De DSM
De DSM is een instrument om psychiatrische en psychische stoornissen (psychopathologie) te classificeren en diagnosticeren. De afkorting staat voor ‘ Diagnostic and Statistical Manuel of Mental Disorders’. Deze classificatie handleiding is inmiddels toe aan zijn 5e versie. Diagnoses door psychiaters en psychologen worden sinds 2017 gesteld volgens de DSM5. In iedere versie zijn wijzigingen op basis van veranderende inzichten. Stoornissen verdwijnen, worden aangescherpt of worden voor het eerst omschreven. Daarnaast biedt het hulpmiddelen om tot diagnosticering te komen. De DSM is onderverdeeld in clusters en categorieën.
Belangrijke categorieën:
- – Stoornissen doorgaans gediagnosticeerd op zuigelingenleeftijd, kinderleeftijd of in de adolescentieperiode (waaronder ontwikkelingsstoornissen)

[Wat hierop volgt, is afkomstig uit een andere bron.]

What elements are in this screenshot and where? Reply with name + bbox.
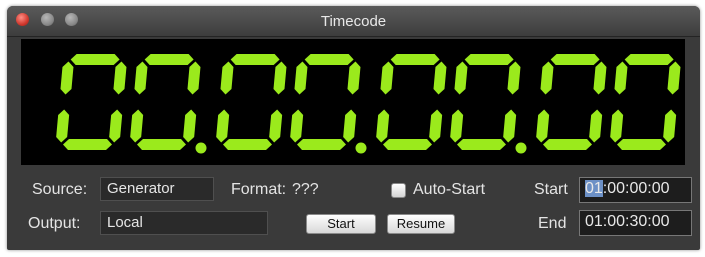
segment-d	[296, 139, 346, 150]
segment-a	[550, 54, 600, 65]
segment-f	[220, 61, 234, 95]
segment-f	[454, 61, 468, 95]
timecode-digit	[290, 54, 361, 150]
segment-b	[113, 61, 127, 95]
segment-a	[230, 54, 280, 65]
segment-b	[667, 61, 681, 95]
segment-e	[376, 109, 390, 143]
segment-d	[616, 139, 666, 150]
timecode-digit	[130, 54, 201, 150]
separator-dot	[515, 142, 527, 154]
segment-e	[56, 109, 70, 143]
segment-d	[62, 139, 112, 150]
format-label: Format:	[231, 181, 287, 198]
separator-dot	[355, 142, 367, 154]
timecode-digit	[610, 54, 681, 150]
segment-f	[134, 61, 148, 95]
segment-b	[507, 61, 521, 95]
segment-e	[216, 109, 230, 143]
segment-d	[382, 139, 432, 150]
title-bar[interactable]: Timecode	[7, 6, 700, 37]
output-label: Output:	[28, 215, 81, 232]
segment-d	[222, 139, 272, 150]
separator-dot	[195, 142, 207, 154]
segment-e	[536, 109, 550, 143]
segment-d	[456, 139, 506, 150]
timecode-digit	[536, 54, 607, 150]
segment-c	[663, 109, 677, 143]
segment-f	[540, 61, 554, 95]
segment-c	[343, 109, 357, 143]
timecode-digit	[376, 54, 447, 150]
start-time-rest: :00:00:00	[602, 180, 670, 197]
timecode-display	[21, 39, 685, 165]
segment-c	[109, 109, 123, 143]
timecode-digit	[56, 54, 127, 150]
source-field[interactable]: Generator	[100, 177, 214, 201]
resume-button[interactable]: Resume	[387, 214, 455, 234]
format-value: ???	[292, 181, 319, 198]
end-time-field[interactable]: 01:00:30:00	[579, 210, 692, 236]
segment-b	[187, 61, 201, 95]
segment-a	[624, 54, 674, 65]
start-time-label: Start	[534, 181, 568, 198]
segment-a	[304, 54, 354, 65]
auto-start-label: Auto-Start	[413, 181, 486, 198]
segment-c	[183, 109, 197, 143]
timecode-digit	[216, 54, 287, 150]
segment-d	[542, 139, 592, 150]
segment-b	[273, 61, 287, 95]
segment-f	[294, 61, 308, 95]
segment-e	[130, 109, 144, 143]
segment-a	[390, 54, 440, 65]
segment-a	[464, 54, 514, 65]
segment-c	[269, 109, 283, 143]
segment-b	[433, 61, 447, 95]
start-time-field[interactable]: 01:00:00:00	[579, 177, 692, 203]
timecode-window: Timecode Source: Generator Format: ??? A…	[7, 6, 700, 250]
output-field[interactable]: Local	[100, 211, 268, 235]
end-time-label: End	[538, 215, 567, 232]
segment-e	[290, 109, 304, 143]
auto-start-checkbox[interactable]	[391, 183, 406, 198]
segment-e	[450, 109, 464, 143]
timecode-digits	[56, 54, 681, 154]
segment-a	[144, 54, 194, 65]
segment-c	[429, 109, 443, 143]
start-time-selection: 01	[585, 180, 603, 197]
segment-f	[380, 61, 394, 95]
segment-f	[614, 61, 628, 95]
segment-c	[503, 109, 517, 143]
segment-c	[589, 109, 603, 143]
segment-a	[70, 54, 120, 65]
segment-f	[60, 61, 74, 95]
segment-b	[347, 61, 361, 95]
segment-e	[610, 109, 624, 143]
segment-d	[136, 139, 186, 150]
source-label: Source:	[32, 181, 88, 198]
start-button[interactable]: Start	[306, 214, 376, 234]
segment-b	[593, 61, 607, 95]
timecode-digit	[450, 54, 521, 150]
window-title: Timecode	[320, 13, 387, 30]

- delirium, dementie en amnestische en andere cognitieve stoornissen
- Psychische stoornissen door een somatische aandoening
- Aan middelen gebonden stoornissen
- Schizofrenie en andere psychotische stoornissen
- Stemmingsstoornissen
- Angststoornissen
- Somatoforme stoornissen
- Nagebootste stoornissen
- Dissociatieve stoornissen
- Seksuele stoornissen en genderidentiteitsstoornissen
- Eetstoornissen
- Slaapstoornissen
- Stoornissen in de impulsbeheersing
- Aanpassingsstoornissen
- Persoonlijkheidsstoornissen
Een diagnose gaat makkelijk een eigen leven leiden. Ik ‘ben’ een borderliner, een narcist, manisch depressief, autistisch of depressief. Het is belangrijk om in het oog te houden dat het een classificatiesysteem is op basis van bepaalde kenmerken waar we blijkbaar eens in de zoveel jaar anders over gaan denken. Uiteindelijk ben je een mens met bepaalde klachten, eigenschappen en ontwikkelde voorkeursstrategieën met als doel om het leven veilig te houden. Een diagnose is dus geen vaststaand gegeven. Vrijwel iedereen schijnt gedurende een bepaalde periode van zijn leven aan de kenmerken van een bepaalde diagnose te voldoen.